Vanguard FTSE Emerging Markets ETF (VWO) and iShares Core MSCI Emerging Markets ETF (IEMG) differ in expense ratio, holdings, and recent performance. IEMG offers stronger one-year returns, while VWO has a smaller five-year maximum drawdown. Both aim to provide diversified exposure to emerging markets outside of developed economies.
VWO has a lower expense ratio of 0.07% compared to IEMG’s 0.09%. While IEMG charges slightly more, it remains competitively priced for broad emerging markets exposure. VWO’s yield is marginally higher at 2.83%, appealing to income-focused investors. Both ETFs have similar sector allocations and top holdings.

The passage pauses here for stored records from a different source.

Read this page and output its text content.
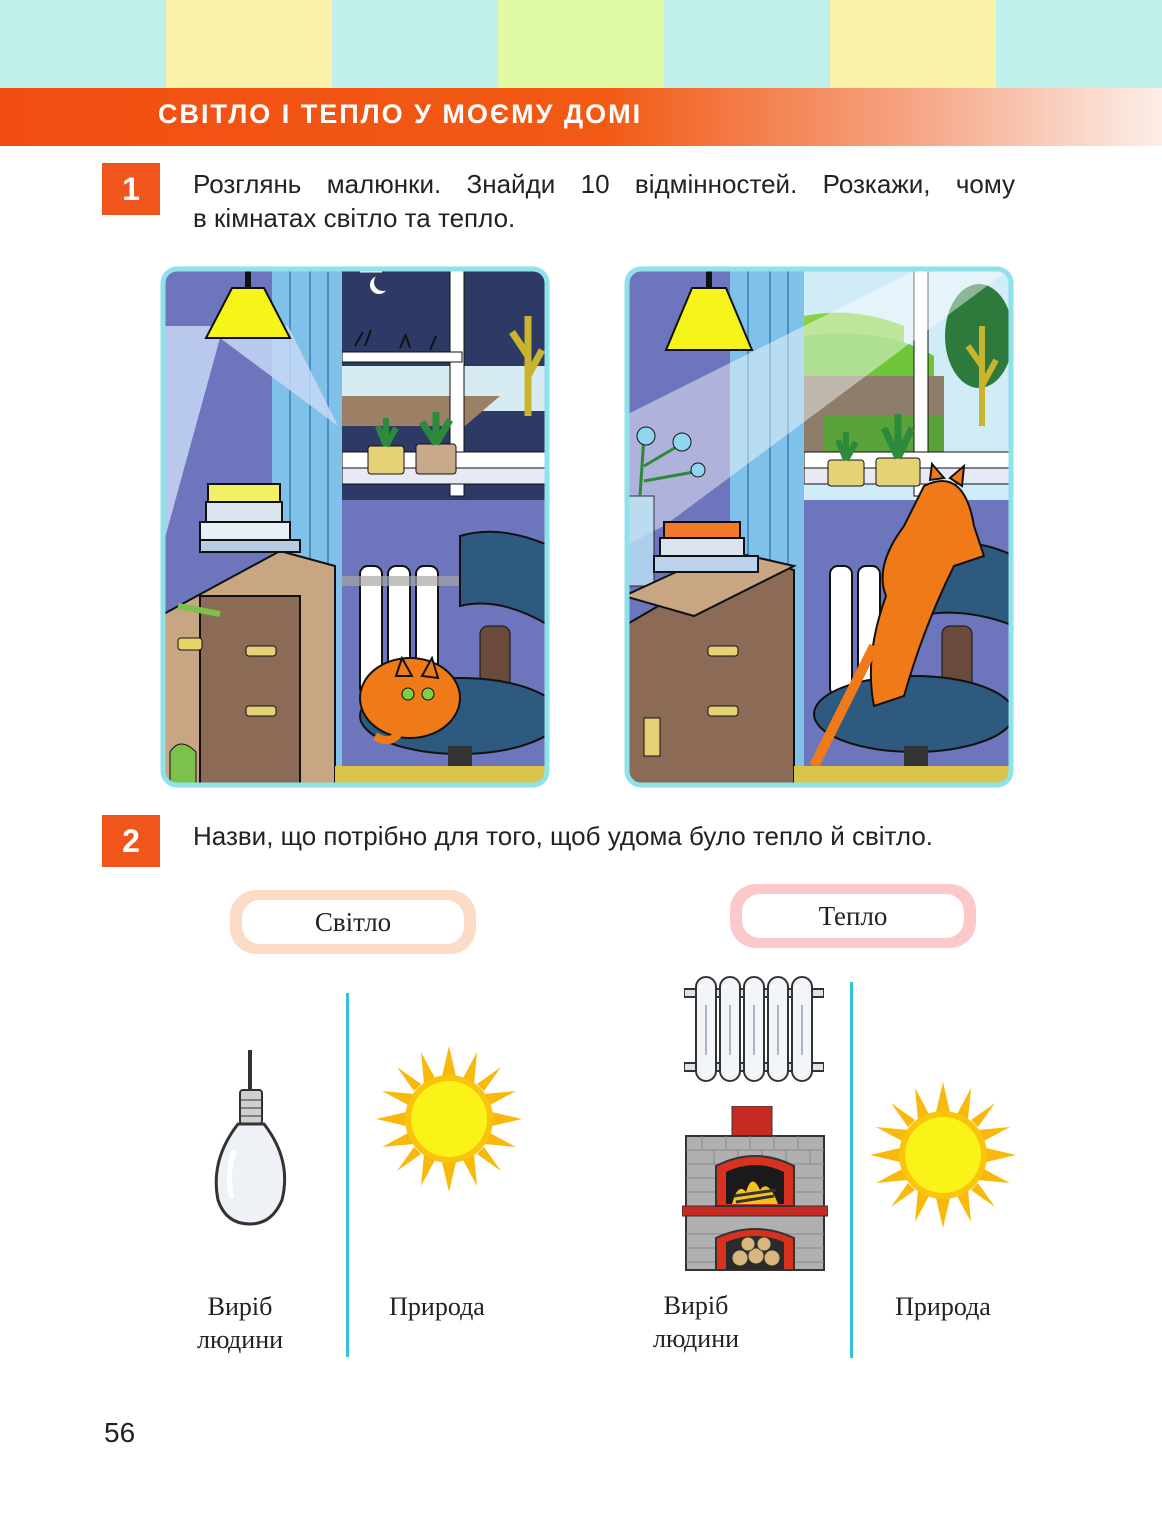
СВІТЛО І ТЕПЛО У МОЄМУ ДОМІ
1	Розглянь малюнки. Знайди 10 відмінностей. Розкажи, чому
в кімнатах світло та тепло.
2	Назви, що потрібно для того, щоб удома було тепло й світло.
Світло
Виріб
людини
Природа
Тепло
Виріб
людини
Природа
56
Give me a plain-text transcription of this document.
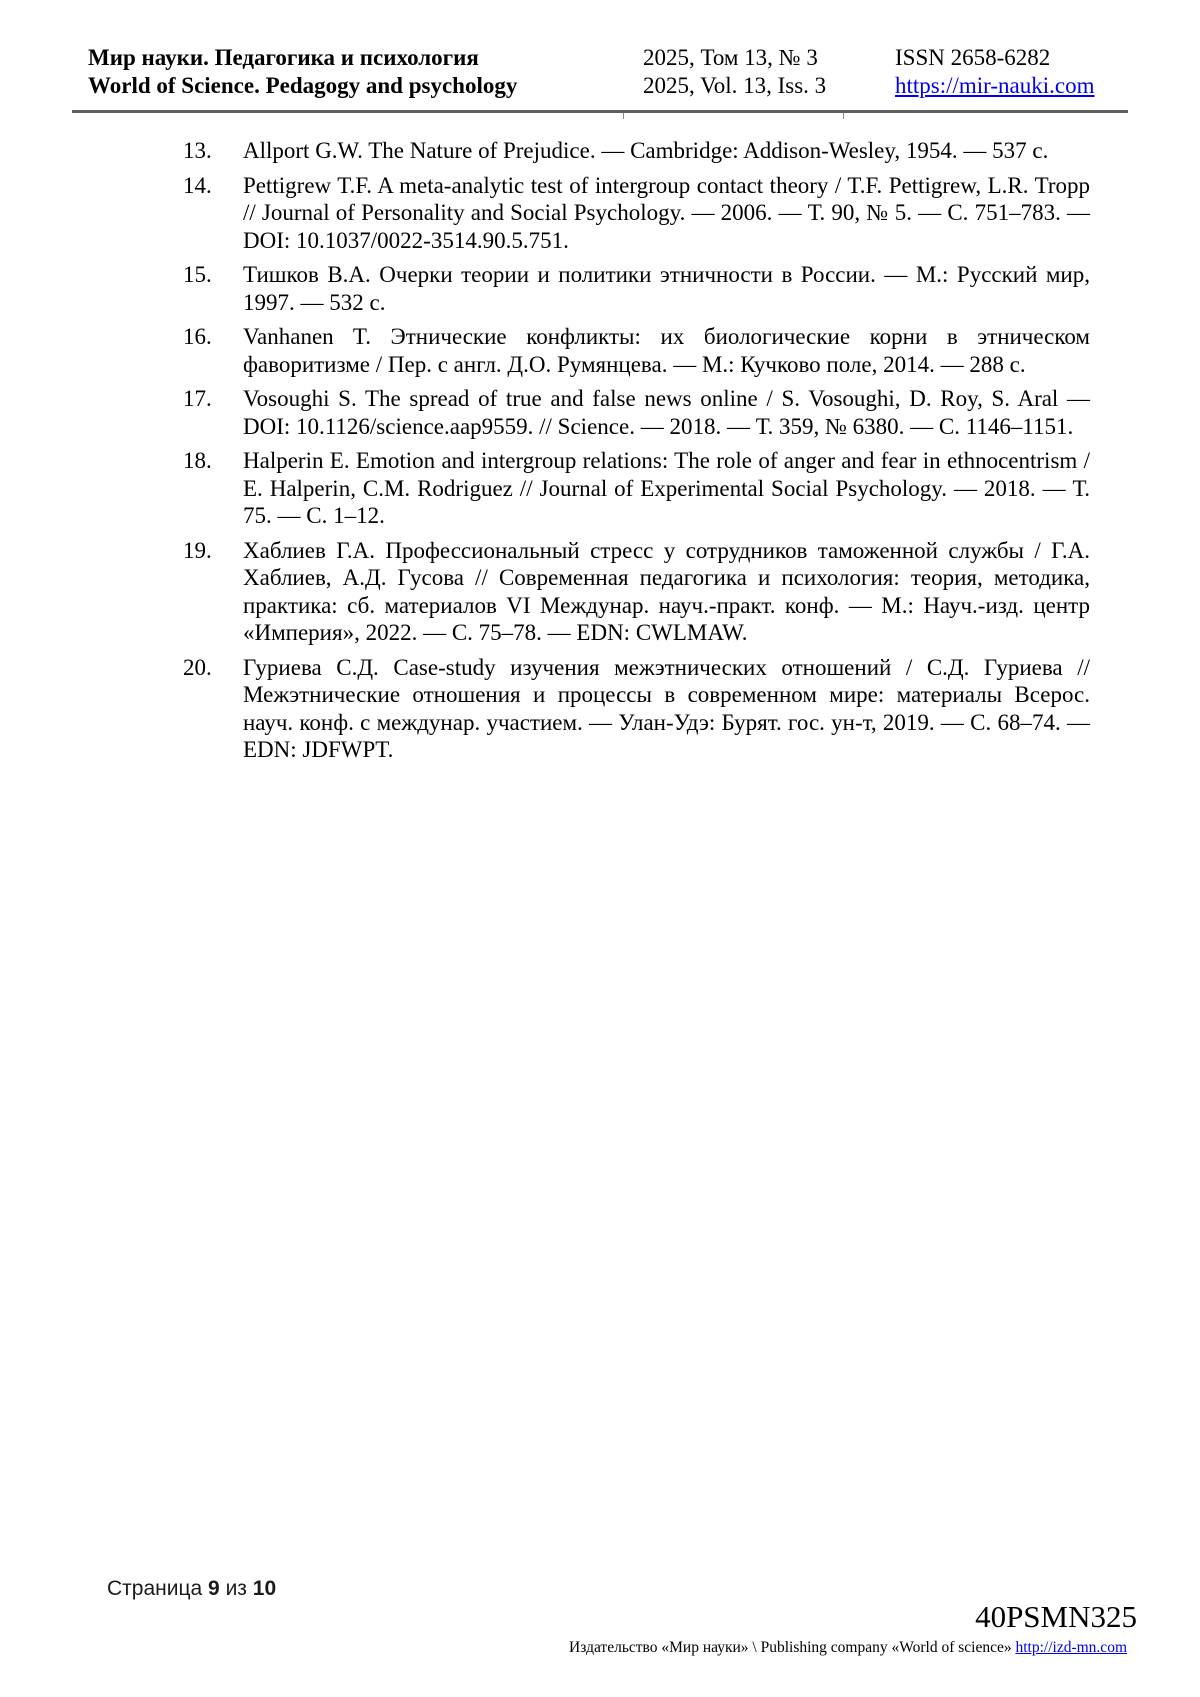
Мир науки. Педагогика и психология
World of Science. Pedagogy and psychology
2025, Том 13, № 3
2025, Vol. 13, Iss. 3
ISSN 2658-6282
https://mir-nauki.com
13. Allport G.W. The Nature of Prejudice. — Cambridge: Addison-Wesley, 1954. — 537 с.
14. Pettigrew T.F. A meta-analytic test of intergroup contact theory / T.F. Pettigrew, L.R. Tropp // Journal of Personality and Social Psychology. — 2006. — Т. 90, № 5. — С. 751–783. — DOI: 10.1037/0022-3514.90.5.751.
15. Тишков В.А. Очерки теории и политики этничности в России. — М.: Русский мир, 1997. — 532 с.
16. Vanhanen T. Этнические конфликты: их биологические корни в этническом фаворитизме / Пер. с англ. Д.О. Румянцева. — М.: Кучково поле, 2014. — 288 с.
17. Vosoughi S. The spread of true and false news online / S. Vosoughi, D. Roy, S. Aral — DOI: 10.1126/science.aap9559. // Science. — 2018. — Т. 359, № 6380. — С. 1146–1151.
18. Halperin E. Emotion and intergroup relations: The role of anger and fear in ethnocentrism / E. Halperin, C.M. Rodriguez // Journal of Experimental Social Psychology. — 2018. — Т. 75. — С. 1–12.
19. Хаблиев Г.А. Профессиональный стресс у сотрудников таможенной службы / Г.А. Хаблиев, А.Д. Гусова // Современная педагогика и психология: теория, методика, практика: сб. материалов VI Междунар. науч.-практ. конф. — М.: Науч.-изд. центр «Империя», 2022. — С. 75–78. — EDN: CWLMAW.
20. Гуриева С.Д. Case-study изучения межэтнических отношений / С.Д. Гуриева // Межэтнические отношения и процессы в современном мире: материалы Всерос. науч. конф. с междунар. участием. — Улан-Удэ: Бурят. гос. ун-т, 2019. — С. 68–74. — EDN: JDFWPT.
Страница 9 из 10
40PSMN325
Издательство «Мир науки» \ Publishing company «World of science» http://izd-mn.com
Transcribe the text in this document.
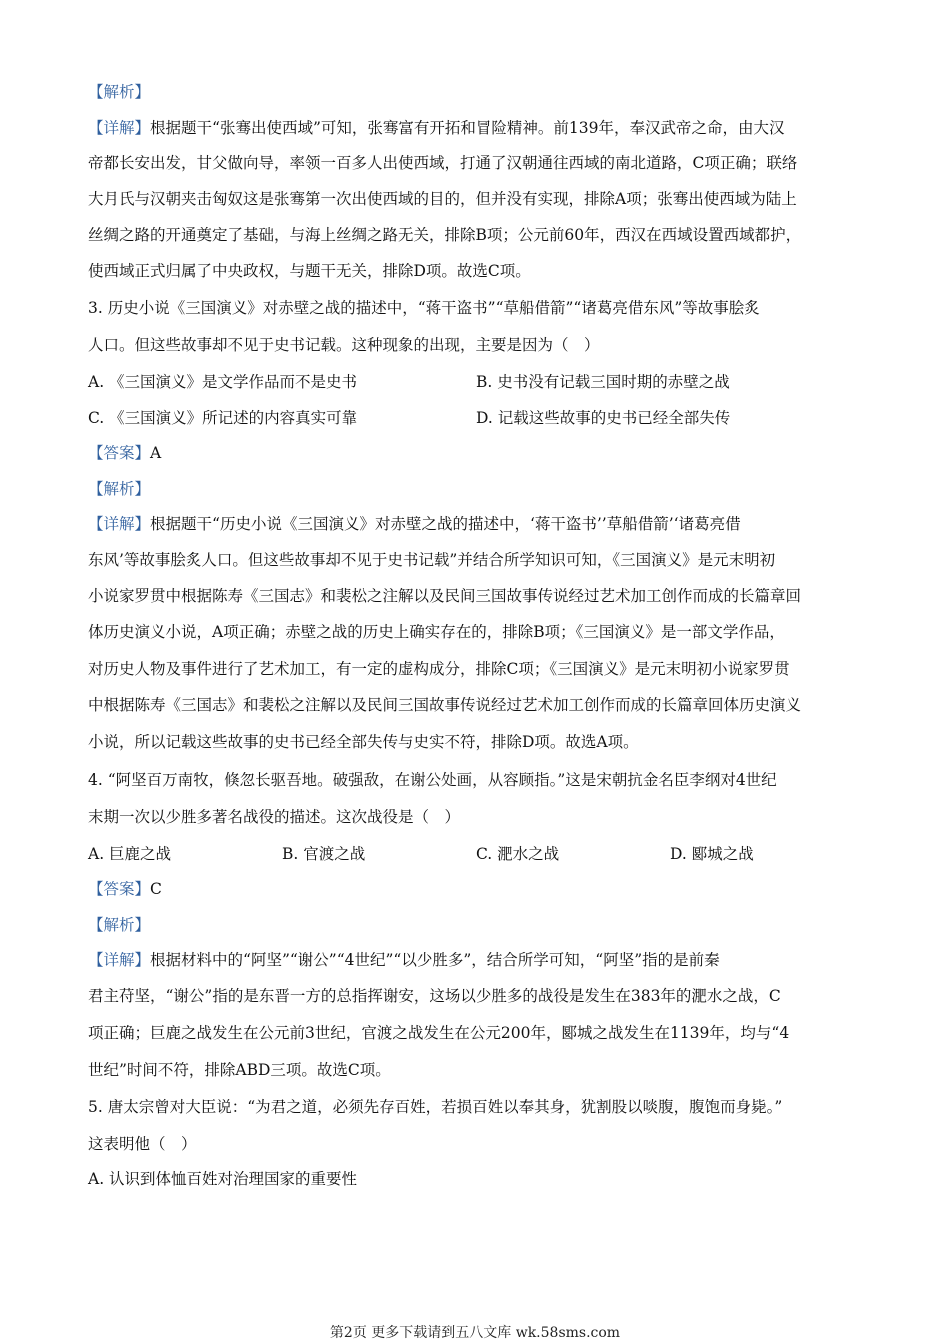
【解析】
【详解】根据题干“张骞出使西域”可知，张骞富有开拓和冒险精神。前139年，奉汉武帝之命，由大汉
帝都长安出发，甘父做向导，率领一百多人出使西域，打通了汉朝通往西域的南北道路，C项正确；联络
大月氏与汉朝夹击匈奴这是张骞第一次出使西域的目的，但并没有实现，排除A项；张骞出使西域为陆上
丝绸之路的开通奠定了基础，与海上丝绸之路无关，排除B项；公元前60年，西汉在西域设置西域都护，
使西域正式归属了中央政权，与题干无关，排除D项。故选C项。
3. 历史小说《三国演义》对赤壁之战的描述中，“蒋干盗书”“草船借箭”“诸葛亮借东风”等故事脍炙
人口。但这些故事却不见于史书记载。这种现象的出现，主要是因为（　）
A. 《三国演义》是文学作品而不是史书	B. 史书没有记载三国时期的赤壁之战
C. 《三国演义》所记述的内容真实可靠	D. 记载这些故事的史书已经全部失传
【答案】A
【解析】
【详解】根据题干“历史小说《三国演义》对赤壁之战的描述中，‘蒋干盗书’’草船借箭’‘诸葛亮借
东风’等故事脍炙人口。但这些故事却不见于史书记载”并结合所学知识可知，《三国演义》是元末明初
小说家罗贯中根据陈寿《三国志》和裴松之注解以及民间三国故事传说经过艺术加工创作而成的长篇章回
体历史演义小说，A项正确；赤壁之战的历史上确实存在的，排除B项；《三国演义》是一部文学作品，
对历史人物及事件进行了艺术加工，有一定的虚构成分，排除C项；《三国演义》是元末明初小说家罗贯
中根据陈寿《三国志》和裴松之注解以及民间三国故事传说经过艺术加工创作而成的长篇章回体历史演义
小说，所以记载这些故事的史书已经全部失传与史实不符，排除D项。故选A项。
4. “阿坚百万南牧，倏忽长驱吾地。破强敌，在谢公处画，从容顾指。”这是宋朝抗金名臣李纲对4世纪
末期一次以少胜多著名战役的描述。这次战役是（　）
A. 巨鹿之战	B. 官渡之战	C. 淝水之战	D. 郾城之战
【答案】C
【解析】
【详解】根据材料中的“阿坚”“谢公”“4世纪”“以少胜多”，结合所学可知，“阿坚”指的是前秦
君主苻坚，“谢公”指的是东晋一方的总指挥谢安，这场以少胜多的战役是发生在383年的淝水之战，C
项正确；巨鹿之战发生在公元前3世纪，官渡之战发生在公元200年，郾城之战发生在1139年，均与“4
世纪”时间不符，排除ABD三项。故选C项。
5. 唐太宗曾对大臣说：“为君之道，必须先存百姓，若损百姓以奉其身，犹割股以啖腹，腹饱而身毙。”
这表明他（　）
A. 认识到体恤百姓对治理国家的重要性
第2页 更多下载请到五八文库 wk.58sms.com
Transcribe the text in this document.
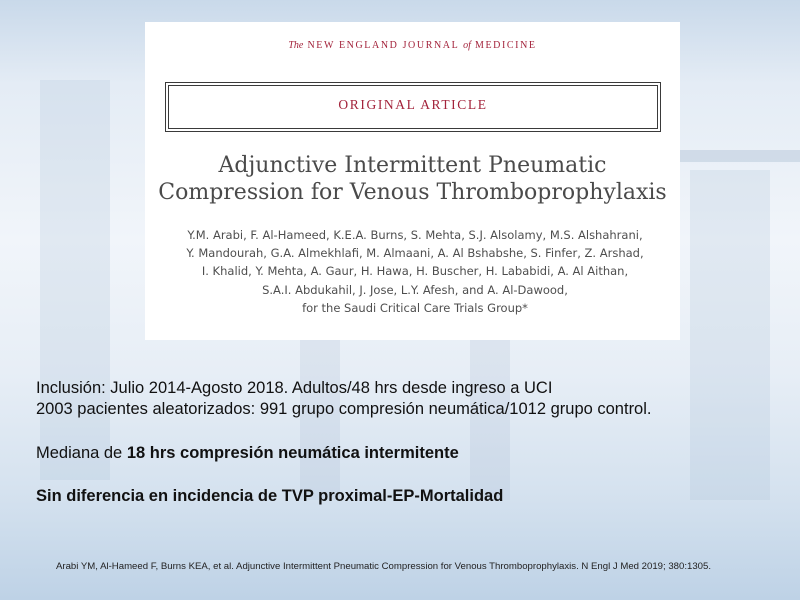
The NEW ENGLAND JOURNAL of MEDICINE
ORIGINAL ARTICLE
Adjunctive Intermittent Pneumatic
Compression for Venous Thromboprophylaxis
Y.M. Arabi, F. Al-Hameed, K.E.A. Burns, S. Mehta, S.J. Alsolamy, M.S. Alshahrani,
Y. Mandourah, G.A. Almekhlafi, M. Almaani, A. Al Bshabshe, S. Finfer, Z. Arshad,
I. Khalid, Y. Mehta, A. Gaur, H. Hawa, H. Buscher, H. Lababidi, A. Al Aithan,
S.A.I. Abdukahil, J. Jose, L.Y. Afesh, and A. Al-Dawood,
for the Saudi Critical Care Trials Group*
Inclusión: Julio 2014-Agosto 2018. Adultos/48 hrs desde ingreso a UCI
2003 pacientes aleatorizados: 991 grupo compresión neumática/1012 grupo control.
Mediana de 18 hrs compresión neumática intermitente
Sin diferencia en incidencia de TVP proximal-EP-Mortalidad
Arabi YM, Al-Hameed F, Burns KEA, et al. Adjunctive Intermittent Pneumatic Compression for Venous Thromboprophylaxis. N Engl J Med 2019; 380:1305.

IEMG holds 2,725 stocks with sector allocations in technology, financial services, and consumer cyclicals. Its top positions include Taiwan Semiconductor Manufacturing and Tencent Holdings. VWO is similarly diversified with 6,146 holdings and similar sector weightings, with positions in Taiwan Semiconductor Manufacturing and Tencent Holdings.
Both VWO and IEMG have delivered nearly identical annualized total returns since 2012. Each ETF has around one-sixth of its portfolio allocated to Taiwan Semiconductor Manufacturing, Tencent, and Alibaba Group Holdings. IEMG includes South Korea as an emerging market, offering exposure to its economy.